Trump used the speech to send yet another warning to President Nicolás Maduro that his days were numbered.
But in South Florida, home to the largest population of Venezuelans in the country, his remarks were also seen as a bid to win over what may be a critical bloc of voters in the 2020 presidential race.
The speech was also squarely in keeping with the president’s recent adoption of “socialist” as an all-purpose epithet for his newly empowered Democratic adversaries in the House.
Many Democratic lawmakers in South Florida have also called for Maduro’s ouster. But the White House has repeatedly opted not to invite Democrats to official events on Venezuela. And in his speech Monday, Trump went out of his way to praise a slew of Republican officials.
To Democrats, all that suggests the president may be more interested in wooing Venezuelan-Americans and other Latino voters than in promoting bipartisanship on the Maduro issue.
In the United States, as the Democratic Party moves left, putting forward ambitious climate change proposals like the Green New Deal, Trump has branded party members as socialists.
He has employed similar language against Maduro.
“We condemn the brutality of the Maduro regime, whose socialist policies have turned that nation from being the wealthiest in South America into a state of abject poverty and despair,” the president said in his State of the Union address this month.
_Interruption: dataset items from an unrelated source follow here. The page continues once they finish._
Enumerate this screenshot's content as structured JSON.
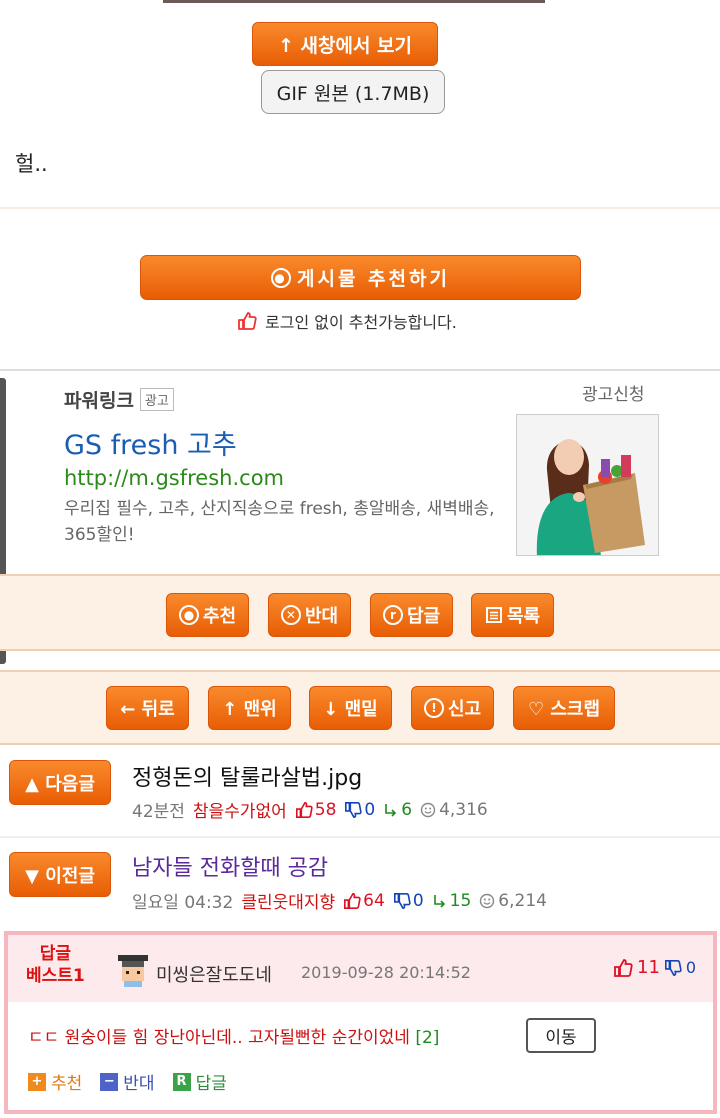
{
  "image_viewer": {
    "new_window_label": "↑ 새창에서 보기",
    "gif_original_label": "GIF 원본 (1.7MB)"
  },
  "post": {
    "body_text": "헐.."
  },
  "recommend": {
    "button_label": "게시물  추천하기",
    "login_note": "로그인 없이 추천가능합니다."
  },
  "ad": {
    "powerlink_label": "파워링크",
    "ad_tag": "광고",
    "apply_label": "광고신청",
    "headline": "GS fresh 고추",
    "url": "http://m.gsfresh.com",
    "description": "우리집 필수, 고추, 산지직송으로 fresh, 총알배송, 새벽배송, 365할인!"
  },
  "toolbar1": {
    "recommend": "추천",
    "oppose": "반대",
    "reply": "답글",
    "list": "목록"
  },
  "toolbar2": {
    "back": "← 뒤로",
    "top": "↑ 맨위",
    "bottom": "↓ 맨밑",
    "report": "신고",
    "scrap": "♡ 스크랩"
  },
  "next_post": {
    "button_label": "▲ 다음글",
    "title": "정형돈의 탈룰라살법.jpg",
    "time": "42분전",
    "author": "참을수가없어",
    "upvotes": "58",
    "downvotes": "0",
    "replies": "6",
    "views": "4,316"
  },
  "prev_post": {
    "button_label": "▼ 이전글",
    "title": "남자들 전화할때 공감",
    "time": "일요일 04:32",
    "author": "클린웃대지향",
    "upvotes": "64",
    "downvotes": "0",
    "replies": "15",
    "views": "6,214"
  },
  "best_reply": {
    "label_line1": "답글",
    "label_line2": "베스트1",
    "username": "미씽은잘도도네",
    "datetime": "2019-09-28 20:14:52",
    "upvotes": "11",
    "downvotes": "0",
    "comment": "ㄷㄷ 원숭이들 힘 장난아닌데.. 고자될뻔한 순간이었네",
    "reply_count": "[2]",
    "move_label": "이동",
    "action_recommend": "추천",
    "action_oppose": "반대",
    "action_reply": "답글"
  },
  "colors": {
    "accent_orange": "#e85d04",
    "band_bg": "#fdf1e6",
    "best_border": "#f6b6bd",
    "link_blue": "#1a5db3",
    "url_green": "#2b8a1a"
  }
}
But what might serve the president’s political goals in the United States might backfire when it comes to foreign policy. At least before the speech in Miami, some administration officials said they were concerned that politicizing the issue at home might actually prop up Maduro in Venezuela, where he is unpopular even among supporters of Hugo Chávez, the former Venezuelan president who founded the country’s socialist party.